When I was 7, I watched the final scene of Gallipoli with my Dad. So, that’s troublesome.
In case you’re blissfully unfamiliar with the 1981 Peter Weir war epic, let me sum it up as best I can: a super dreamy 25-year-old pre-anti-Semitic Mel Gibson and another hot dude are world class sprinters whose Olympic track careers get jacked by World War I in 1915. They work as runners carrying messages back and forth from the front line to the generals in the rear. In the final scene, Mel Gibson runs towards the trenches to let the soldiers know that the general has called off the fight–but he doesn’t run fucking fast enough and….
Warning, graphic content kind of:
It’s hilarious, right? Well, not really. Honestly, I was super crushed when I saw it. After the other handsome blonde runner dude gets shot running across the battlefield, the credits rolled, and I said to my Dad: “But,…why? Mel Gibson was coming to say it was OK and they didn’t have to fight!”
And my Dad said: “He didn’t get there in time.”
I was really upset.

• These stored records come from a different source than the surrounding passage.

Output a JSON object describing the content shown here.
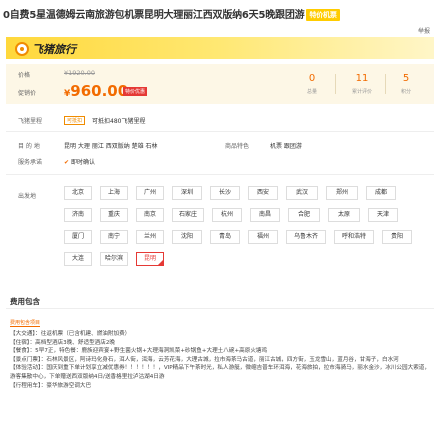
{
  "title": {
    "text": "0自费5星温德姆云南旅游包机票昆明大理丽江西双版纳6天5晚跟团游",
    "badge": "特价机票"
  },
  "report_label": "举报",
  "brand": {
    "name": "飞猪旅行"
  },
  "price": {
    "orig_label": "价格",
    "orig_value": "¥1920.00",
    "promo_label": "促销价",
    "currency": "¥",
    "value": "960.00",
    "badge": "特价优惠"
  },
  "stats": [
    {
      "value": "0",
      "label": "总量"
    },
    {
      "value": "11",
      "label": "累计评价"
    },
    {
      "value": "5",
      "label": "积分"
    }
  ],
  "flight": {
    "label": "飞猪里程",
    "tag": "可抵扣",
    "text": "可抵扣480飞猪里程"
  },
  "destinations": {
    "label": "目 的 地",
    "value": "昆明 大理 丽江 西双版纳 楚雄 石林",
    "extra_label": "商品特色",
    "extra_value": "机票 跟团游"
  },
  "service": {
    "label": "服务承诺",
    "value": "即时确认"
  },
  "departure": {
    "label": "出发地",
    "rows": [
      [
        "北京",
        "上海",
        "广州",
        "深圳",
        "长沙",
        "西安",
        "武汉",
        "郑州",
        "成都"
      ],
      [
        "济南",
        "重庆",
        "南京",
        "石家庄",
        "杭州",
        "南昌",
        "合肥",
        "太原",
        "天津"
      ],
      [
        "厦门",
        "南宁",
        "兰州",
        "沈阳",
        "青岛",
        "福州",
        "乌鲁木齐",
        "呼和浩特",
        "贵阳"
      ],
      [
        "大连",
        "哈尔滨",
        "昆明"
      ]
    ],
    "selected": "昆明"
  },
  "fees": {
    "section_title": "费用包含",
    "tag": "费用包含项目",
    "lines": [
      "【大交通】：往返机票（已含机建、燃油附加费）",
      "【住宿】：高档型酒店3晚、舒适型酒店2晚",
      "【餐食】：5早7正，特色餐：鹿族迎宾宴+野生菌火锅+大理海洞凯菜+砂锅鱼+大理土八碗+高原火塘鸡",
      "【景点门票】：石林风景区，阿诗玛化身石，洱人街，洱海，云芳花海，大理古城，拉市海茶马古道，丽江古城，四方街，玉龙雪山，蓝月谷，甘海子，白水河",
      "【体验活动】：国庆到重下单计划享立减优惠券！！！！！！，VIP精品下午茶时光，私人游艇，微缩吉普车环洱海，花海旅拍，拉市海骑马，丽水金沙，冰川公园大索道，游客集散中心，下单赠送西双版纳4日/送香格里拉泸沽湖4日游",
      "【行程用车】：豪华旅游空调大巴"
    ]
  }
}
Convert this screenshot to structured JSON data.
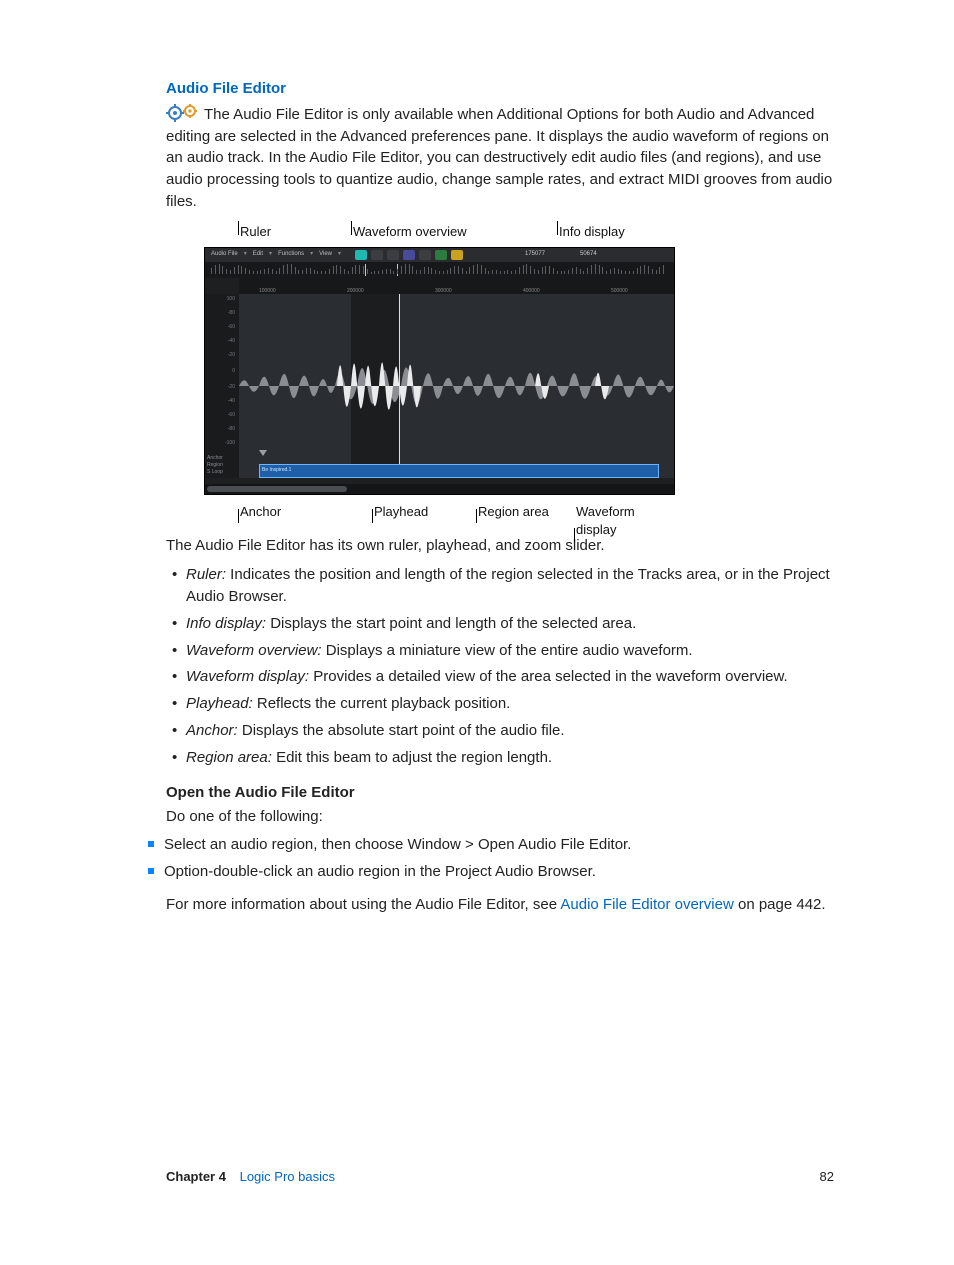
{
  "heading": "Audio File Editor",
  "intro": "The Audio File Editor is only available when Additional Options for both Audio and Advanced editing are selected in the Advanced preferences pane. It displays the audio waveform of regions on an audio track. In the Audio File Editor, you can destructively edit audio files (and regions), and use audio processing tools to quantize audio, change sample rates, and extract MIDI grooves from audio files.",
  "annotations_top": {
    "a": "Ruler",
    "b": "Waveform overview",
    "c": "Info display"
  },
  "annotations_bottom": {
    "a": "Anchor",
    "b": "Playhead",
    "c": "Region area",
    "d": "Waveform display"
  },
  "toolbar": {
    "menus": {
      "m1": "Audio File",
      "m2": "Edit",
      "m3": "Functions",
      "m4": "View"
    },
    "nums": {
      "n1": "175077",
      "n2": "50674"
    }
  },
  "ruler_ticks": {
    "t1": "100000",
    "t2": "200000",
    "t3": "300000",
    "t4": "400000",
    "t5": "500000"
  },
  "gutter": {
    "g1": "100",
    "g2": "-80",
    "g3": "-60",
    "g4": "-40",
    "g5": "-20",
    "g6": "0",
    "g7": "-20",
    "g8": "-40",
    "g9": "-60",
    "g10": "-80",
    "g11": "-100",
    "g12": "Anchor",
    "g13": "Region",
    "g14": "S Loop"
  },
  "region_label": "Be Inspired.1",
  "para_after_fig": "The Audio File Editor has its own ruler, playhead, and zoom slider.",
  "bullets": {
    "b1t": "Ruler:",
    "b1d": " Indicates the position and length of the region selected in the Tracks area, or in the Project Audio Browser.",
    "b2t": "Info display:",
    "b2d": " Displays the start point and length of the selected area.",
    "b3t": "Waveform overview:",
    "b3d": " Displays a miniature view of the entire audio waveform.",
    "b4t": "Waveform display:",
    "b4d": " Provides a detailed view of the area selected in the waveform overview.",
    "b5t": "Playhead:",
    "b5d": " Reflects the current playback position.",
    "b6t": "Anchor:",
    "b6d": " Displays the absolute start point of the audio file.",
    "b7t": "Region area:",
    "b7d": " Edit this beam to adjust the region length."
  },
  "subhead": "Open the Audio File Editor",
  "sub_intro": "Do one of the following:",
  "steps": {
    "s1": "Select an audio region, then choose Window > Open Audio File Editor.",
    "s2": "Option-double-click an audio region in the Project Audio Browser."
  },
  "closing_a": "For more information about using the Audio File Editor, see ",
  "closing_link": "Audio File Editor overview",
  "closing_b": " on page 442.",
  "footer": {
    "chapter": "Chapter  4",
    "title": "Logic Pro basics",
    "page": "82"
  }
}
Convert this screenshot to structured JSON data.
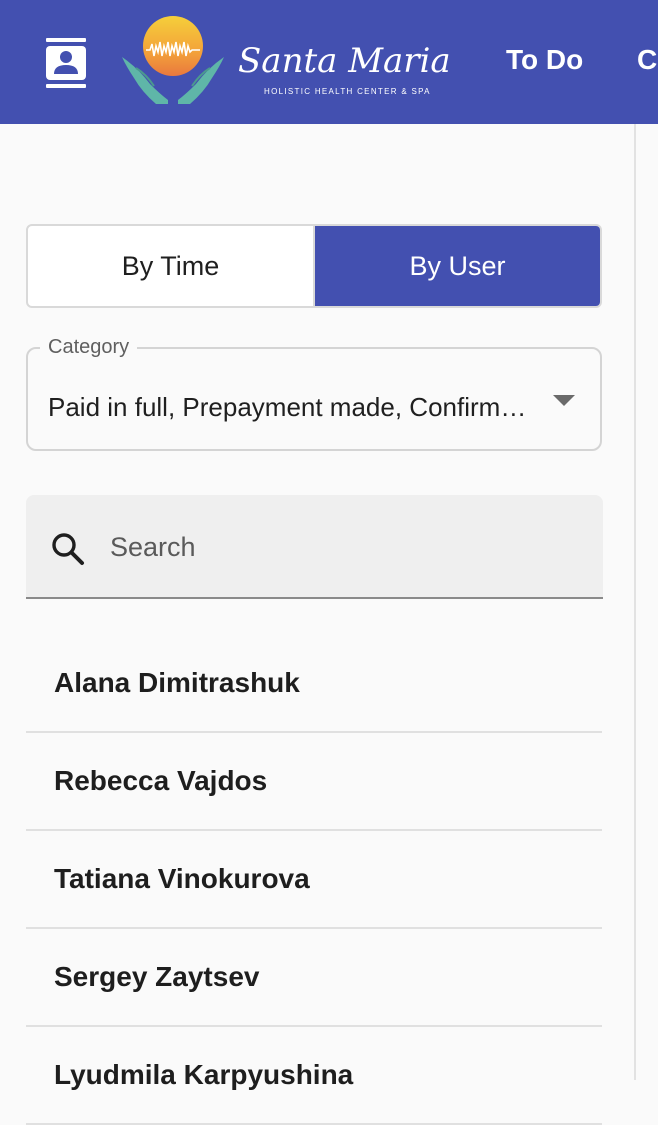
{
  "header": {
    "logo": {
      "name": "Santa Maria",
      "tagline": "HOLISTIC HEALTH CENTER & SPA"
    },
    "nav": [
      {
        "label": "To Do"
      },
      {
        "label": "Ca"
      }
    ],
    "contacts_icon": "contacts-icon",
    "brand_color": "#4350b0"
  },
  "view_toggle": {
    "options": [
      {
        "label": "By Time",
        "active": false
      },
      {
        "label": "By User",
        "active": true
      }
    ]
  },
  "category": {
    "label": "Category",
    "value": "Paid in full, Prepayment made, Confirmed",
    "icon": "chevron-down-icon"
  },
  "search": {
    "placeholder": "Search",
    "value": "",
    "icon": "search-icon"
  },
  "users": [
    {
      "name": "Alana Dimitrashuk"
    },
    {
      "name": "Rebecca Vajdos"
    },
    {
      "name": "Tatiana Vinokurova"
    },
    {
      "name": "Sergey Zaytsev"
    },
    {
      "name": "Lyudmila Karpyushina"
    }
  ]
}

It wasn’t fair at all. Mel Gibson was REALLY running for it. Later in the evening, I braided my Barbie’s hair and lamented the cruelty of the world.

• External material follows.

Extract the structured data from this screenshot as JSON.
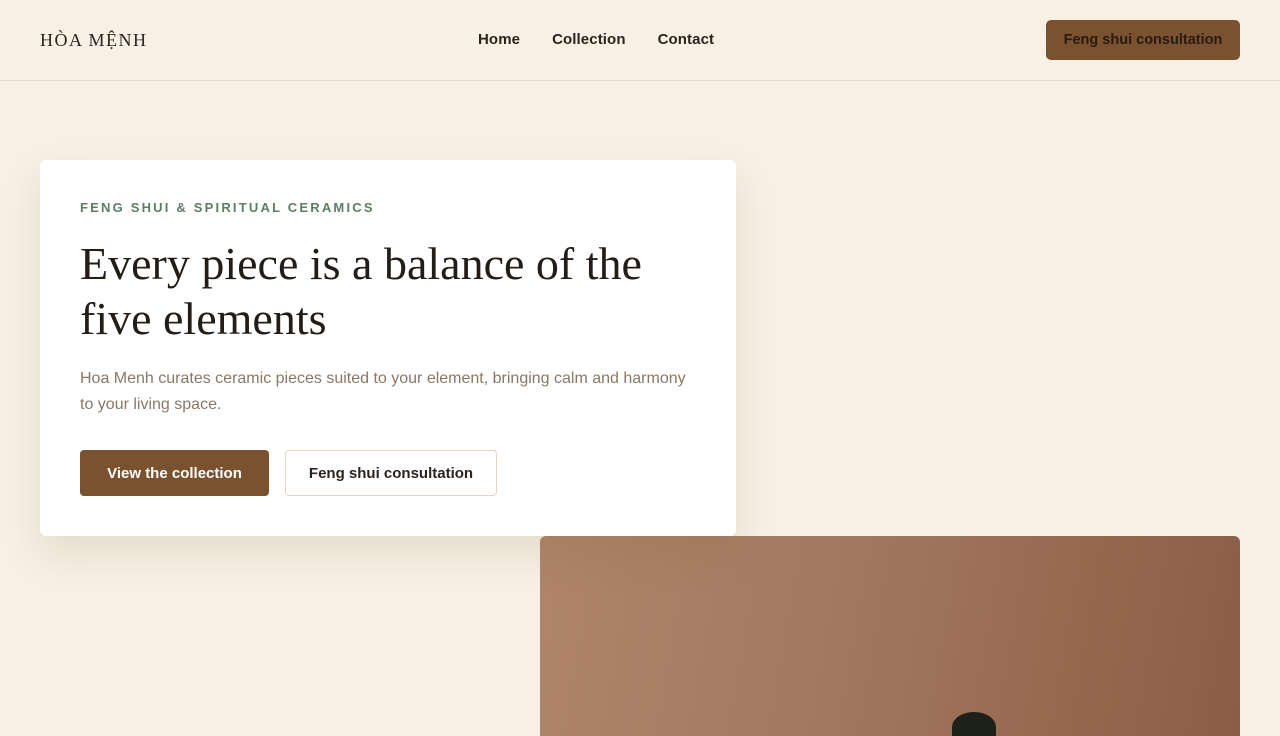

“That’s the way things work out sometimes,” a 7-year-old me said, shaking my head and making a note of it in my Ramona Quimby Personalized Diary.

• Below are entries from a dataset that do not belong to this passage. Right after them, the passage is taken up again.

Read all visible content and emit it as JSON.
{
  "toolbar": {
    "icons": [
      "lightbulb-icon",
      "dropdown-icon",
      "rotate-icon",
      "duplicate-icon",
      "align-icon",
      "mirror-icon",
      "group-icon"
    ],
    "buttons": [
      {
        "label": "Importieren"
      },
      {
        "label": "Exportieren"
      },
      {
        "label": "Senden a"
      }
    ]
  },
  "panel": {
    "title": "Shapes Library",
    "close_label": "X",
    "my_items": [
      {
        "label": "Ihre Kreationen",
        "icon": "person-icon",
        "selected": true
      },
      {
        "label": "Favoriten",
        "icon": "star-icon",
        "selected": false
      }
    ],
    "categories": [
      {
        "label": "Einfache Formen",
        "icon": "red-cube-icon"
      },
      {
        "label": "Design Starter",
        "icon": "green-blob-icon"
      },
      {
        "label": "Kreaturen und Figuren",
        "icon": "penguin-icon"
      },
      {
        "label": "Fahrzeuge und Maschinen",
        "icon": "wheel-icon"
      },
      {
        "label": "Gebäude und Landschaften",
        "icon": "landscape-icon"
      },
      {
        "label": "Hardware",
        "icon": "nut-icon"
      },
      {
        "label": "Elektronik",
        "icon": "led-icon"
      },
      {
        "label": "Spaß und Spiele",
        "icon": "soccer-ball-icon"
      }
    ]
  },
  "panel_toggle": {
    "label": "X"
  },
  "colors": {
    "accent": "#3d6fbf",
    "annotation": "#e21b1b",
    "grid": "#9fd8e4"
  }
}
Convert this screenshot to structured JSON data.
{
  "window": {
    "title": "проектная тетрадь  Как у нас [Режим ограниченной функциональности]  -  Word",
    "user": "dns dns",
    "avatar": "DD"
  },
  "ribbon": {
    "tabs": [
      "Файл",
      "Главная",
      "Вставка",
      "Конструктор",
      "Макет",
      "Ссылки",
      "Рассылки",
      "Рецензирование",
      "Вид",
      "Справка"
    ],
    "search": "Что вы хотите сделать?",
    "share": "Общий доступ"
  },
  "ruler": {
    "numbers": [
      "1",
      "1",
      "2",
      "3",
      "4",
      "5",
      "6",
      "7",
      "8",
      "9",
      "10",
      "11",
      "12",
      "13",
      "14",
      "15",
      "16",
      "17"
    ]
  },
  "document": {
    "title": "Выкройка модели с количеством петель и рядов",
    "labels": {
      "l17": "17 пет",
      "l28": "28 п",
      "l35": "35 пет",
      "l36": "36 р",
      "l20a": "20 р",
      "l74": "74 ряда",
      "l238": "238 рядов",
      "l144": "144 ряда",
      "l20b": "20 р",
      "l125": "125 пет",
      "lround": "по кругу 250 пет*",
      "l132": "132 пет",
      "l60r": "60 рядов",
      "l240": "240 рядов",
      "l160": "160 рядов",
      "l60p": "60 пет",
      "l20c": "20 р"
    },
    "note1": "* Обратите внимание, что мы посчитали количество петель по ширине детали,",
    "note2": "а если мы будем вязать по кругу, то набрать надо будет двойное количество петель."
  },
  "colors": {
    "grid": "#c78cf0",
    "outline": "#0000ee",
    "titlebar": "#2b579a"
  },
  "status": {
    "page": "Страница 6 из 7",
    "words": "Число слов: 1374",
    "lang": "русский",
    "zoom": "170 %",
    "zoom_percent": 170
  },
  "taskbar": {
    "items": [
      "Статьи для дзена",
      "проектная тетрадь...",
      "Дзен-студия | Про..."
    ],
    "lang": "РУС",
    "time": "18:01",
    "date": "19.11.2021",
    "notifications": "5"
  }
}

I guess my point is that I learned early on that life is absurd. Or, maybe my point is that painful experiences help you shit out funny things to say. Or maybe I’m just desperately hoping there’s one other person out there besides me that thinks it’s funny to think of a 7-year-old toe-head blonde in a froggy turtleneck watching the end of “Gallipoli” with her Dad?